Quem duvidaria da palavra de um ex-Procurador Geral da República quando confessa ter desejado matar um Ministro do Supremo? Afinal, Janot não só revelou o inconfessável, mas deu detalhes hediondos, atiçando a imaginação dos desconfiados e ocupando o noticiário às vésperas do lançamento de um livro de memórias.
Ato considerado desastroso pelos pares, as opiniões se dividem. Corre solto que, ébrio, não pensou antes de agir, versão ilustrada pela frase “keep calm and drink gim” postada pelo próprio Janot no perfil do whatsapp. Se assim for, alcoolismo é coisa séria e não merece descrédito já que, como ouvi por aí, poderia até ser um inusitado pedido de socorro. Também há quem diga que o ex procurador precisa de um exame psiquiátrico. E há quem o trate como uma espécie de terrorista, avançando o sinal das garantias para buscar e apreender o resto de sua reputação.
Deixando de lado as causas imaginarias para um duplo “cogito”, na linguagem penal, de cometer homicídio e suicídio, a carreira do ex procurador está longe da demência. Ao contrário. É notável a coerência e sistematicidade da Operação Lava Jato, chefiada por ele após atravessar carreira exemplar no Ministério Público, tendo sido indicado com ampla margem de votos a ocupar o primeiro lugar na lista tríplice e, ironicamente, ser nomeado pela Presidenta Dilma Rousseff no acordo republicano que regia as relações entre poderes.
O episódio da nomeação mereceu destaque no livro recém-lançado, com reiterada menção ao gosto pelo álcool e certa deferência à ex-mandatária. Não mereceu registro, porém, a traição que se seguiu. Bacante ou não, Janot regeu os tempos do processo de cassação de Dilma, denunciando-a perante o STF um dia antes do julgamento da admissibilidade do impeachment na Câmara dos Deputados e incendiando o golpe parlamentar, sincrônico à ofensiva da Lava Jato contra Lula.
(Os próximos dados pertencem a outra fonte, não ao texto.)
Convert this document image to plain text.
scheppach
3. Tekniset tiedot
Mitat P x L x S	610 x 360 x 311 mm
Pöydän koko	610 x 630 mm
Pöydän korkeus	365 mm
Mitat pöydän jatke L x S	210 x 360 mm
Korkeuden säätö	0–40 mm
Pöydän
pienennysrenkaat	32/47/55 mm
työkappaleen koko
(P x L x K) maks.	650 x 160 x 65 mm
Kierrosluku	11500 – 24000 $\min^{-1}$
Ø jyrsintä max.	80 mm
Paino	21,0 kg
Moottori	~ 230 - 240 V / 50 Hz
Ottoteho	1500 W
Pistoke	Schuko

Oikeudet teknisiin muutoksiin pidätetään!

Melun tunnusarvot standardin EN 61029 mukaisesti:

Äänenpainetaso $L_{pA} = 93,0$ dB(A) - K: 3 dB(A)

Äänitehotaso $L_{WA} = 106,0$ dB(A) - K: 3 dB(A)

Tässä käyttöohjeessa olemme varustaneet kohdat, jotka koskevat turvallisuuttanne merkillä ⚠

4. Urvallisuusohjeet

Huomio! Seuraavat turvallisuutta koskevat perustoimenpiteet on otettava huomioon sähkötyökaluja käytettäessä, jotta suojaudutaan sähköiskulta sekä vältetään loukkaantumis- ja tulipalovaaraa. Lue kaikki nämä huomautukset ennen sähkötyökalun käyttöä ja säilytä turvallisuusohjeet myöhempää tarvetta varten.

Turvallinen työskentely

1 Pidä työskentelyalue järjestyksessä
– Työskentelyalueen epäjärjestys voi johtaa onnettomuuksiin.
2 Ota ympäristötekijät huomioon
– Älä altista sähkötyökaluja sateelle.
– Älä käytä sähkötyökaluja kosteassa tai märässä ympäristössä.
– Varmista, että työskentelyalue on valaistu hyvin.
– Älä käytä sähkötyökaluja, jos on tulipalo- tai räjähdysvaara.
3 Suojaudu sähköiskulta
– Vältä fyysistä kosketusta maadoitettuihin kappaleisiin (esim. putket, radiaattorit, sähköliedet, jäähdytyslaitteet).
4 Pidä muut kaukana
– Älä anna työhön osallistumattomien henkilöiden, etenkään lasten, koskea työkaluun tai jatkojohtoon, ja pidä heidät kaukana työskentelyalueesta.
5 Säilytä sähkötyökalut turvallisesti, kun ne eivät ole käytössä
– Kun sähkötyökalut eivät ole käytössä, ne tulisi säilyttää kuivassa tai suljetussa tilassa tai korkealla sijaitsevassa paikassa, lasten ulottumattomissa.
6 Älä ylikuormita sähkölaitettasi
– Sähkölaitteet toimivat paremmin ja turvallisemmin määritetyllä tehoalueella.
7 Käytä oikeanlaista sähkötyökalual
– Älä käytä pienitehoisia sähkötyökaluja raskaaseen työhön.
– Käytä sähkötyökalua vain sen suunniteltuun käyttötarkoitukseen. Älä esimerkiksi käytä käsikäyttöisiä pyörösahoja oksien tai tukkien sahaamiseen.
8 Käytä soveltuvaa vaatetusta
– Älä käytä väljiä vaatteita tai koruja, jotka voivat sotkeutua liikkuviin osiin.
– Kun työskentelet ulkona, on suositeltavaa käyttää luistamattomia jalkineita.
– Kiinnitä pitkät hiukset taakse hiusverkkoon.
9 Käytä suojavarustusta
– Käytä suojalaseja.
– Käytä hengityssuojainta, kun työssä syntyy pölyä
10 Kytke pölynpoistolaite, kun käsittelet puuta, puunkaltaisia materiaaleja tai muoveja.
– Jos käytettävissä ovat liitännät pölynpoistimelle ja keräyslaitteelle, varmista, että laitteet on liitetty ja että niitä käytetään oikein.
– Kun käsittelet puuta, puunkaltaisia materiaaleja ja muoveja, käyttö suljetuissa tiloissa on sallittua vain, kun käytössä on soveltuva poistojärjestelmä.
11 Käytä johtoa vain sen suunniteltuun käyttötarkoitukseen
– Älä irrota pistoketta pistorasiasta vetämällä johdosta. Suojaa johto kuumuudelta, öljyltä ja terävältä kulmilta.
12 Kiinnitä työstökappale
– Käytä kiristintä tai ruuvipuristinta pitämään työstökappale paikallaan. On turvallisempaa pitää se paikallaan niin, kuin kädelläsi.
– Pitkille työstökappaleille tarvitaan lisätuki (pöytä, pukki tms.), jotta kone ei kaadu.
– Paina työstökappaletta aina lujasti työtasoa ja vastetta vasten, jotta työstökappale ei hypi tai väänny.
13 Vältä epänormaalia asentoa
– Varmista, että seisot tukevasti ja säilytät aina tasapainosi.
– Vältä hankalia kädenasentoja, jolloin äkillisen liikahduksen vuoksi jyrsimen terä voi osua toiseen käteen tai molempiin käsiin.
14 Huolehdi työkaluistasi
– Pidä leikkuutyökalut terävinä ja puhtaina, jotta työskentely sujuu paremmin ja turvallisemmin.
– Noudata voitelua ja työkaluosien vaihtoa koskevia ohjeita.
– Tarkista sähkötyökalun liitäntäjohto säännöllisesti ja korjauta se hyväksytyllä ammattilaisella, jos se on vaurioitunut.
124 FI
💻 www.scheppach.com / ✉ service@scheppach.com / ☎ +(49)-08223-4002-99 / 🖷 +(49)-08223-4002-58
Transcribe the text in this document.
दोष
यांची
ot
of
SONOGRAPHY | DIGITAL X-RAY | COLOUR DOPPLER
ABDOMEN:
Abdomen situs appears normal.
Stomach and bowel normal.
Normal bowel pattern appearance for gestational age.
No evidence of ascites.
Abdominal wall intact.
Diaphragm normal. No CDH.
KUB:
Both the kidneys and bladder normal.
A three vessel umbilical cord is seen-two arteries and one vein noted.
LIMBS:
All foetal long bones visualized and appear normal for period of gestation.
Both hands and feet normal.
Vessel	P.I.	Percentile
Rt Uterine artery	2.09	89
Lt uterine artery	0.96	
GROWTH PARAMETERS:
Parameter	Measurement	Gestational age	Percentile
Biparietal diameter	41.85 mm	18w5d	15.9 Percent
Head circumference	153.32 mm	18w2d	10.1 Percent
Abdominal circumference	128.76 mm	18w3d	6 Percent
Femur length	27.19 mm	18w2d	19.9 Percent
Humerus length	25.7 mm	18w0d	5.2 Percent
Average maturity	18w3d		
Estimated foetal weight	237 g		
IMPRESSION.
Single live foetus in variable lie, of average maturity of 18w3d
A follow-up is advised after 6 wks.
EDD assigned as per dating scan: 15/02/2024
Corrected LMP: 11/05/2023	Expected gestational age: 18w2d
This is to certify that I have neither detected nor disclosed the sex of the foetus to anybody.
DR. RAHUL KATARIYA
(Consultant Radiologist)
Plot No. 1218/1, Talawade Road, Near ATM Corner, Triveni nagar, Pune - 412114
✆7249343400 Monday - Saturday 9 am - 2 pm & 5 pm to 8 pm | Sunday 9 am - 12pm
Um ano antes de encalçar a destituição de Dilma, em fevereiro de 2015, Janot liderou uma crucial e pouco revelada viagem aos Estados Unidos para, como noticiado à época, retribuir uma visita do diretor do FBI à Procuradoria da República. A comitiva, formada por Deltan Dallagnol, Carlos Fernando dos Santos Lima, Vladmir Aras e Marcello Muller, visitou o Departamento de Justiça e a Securities and Exchance Comission (SEC), órgão regulador do mercado de capitais daquele país. As autoridades americanos buscavam apurar se funcionários da Petrobras haviam violado o Ato de Práticas Corruptas no Exterior (Foreign Corrupt Practices Act – FCPA), lei norte-americana que busca coibir que companhias (americanas ou estrangeiras) façam pagamentos a funcionários de governo em troca de vantagens a seus negócios.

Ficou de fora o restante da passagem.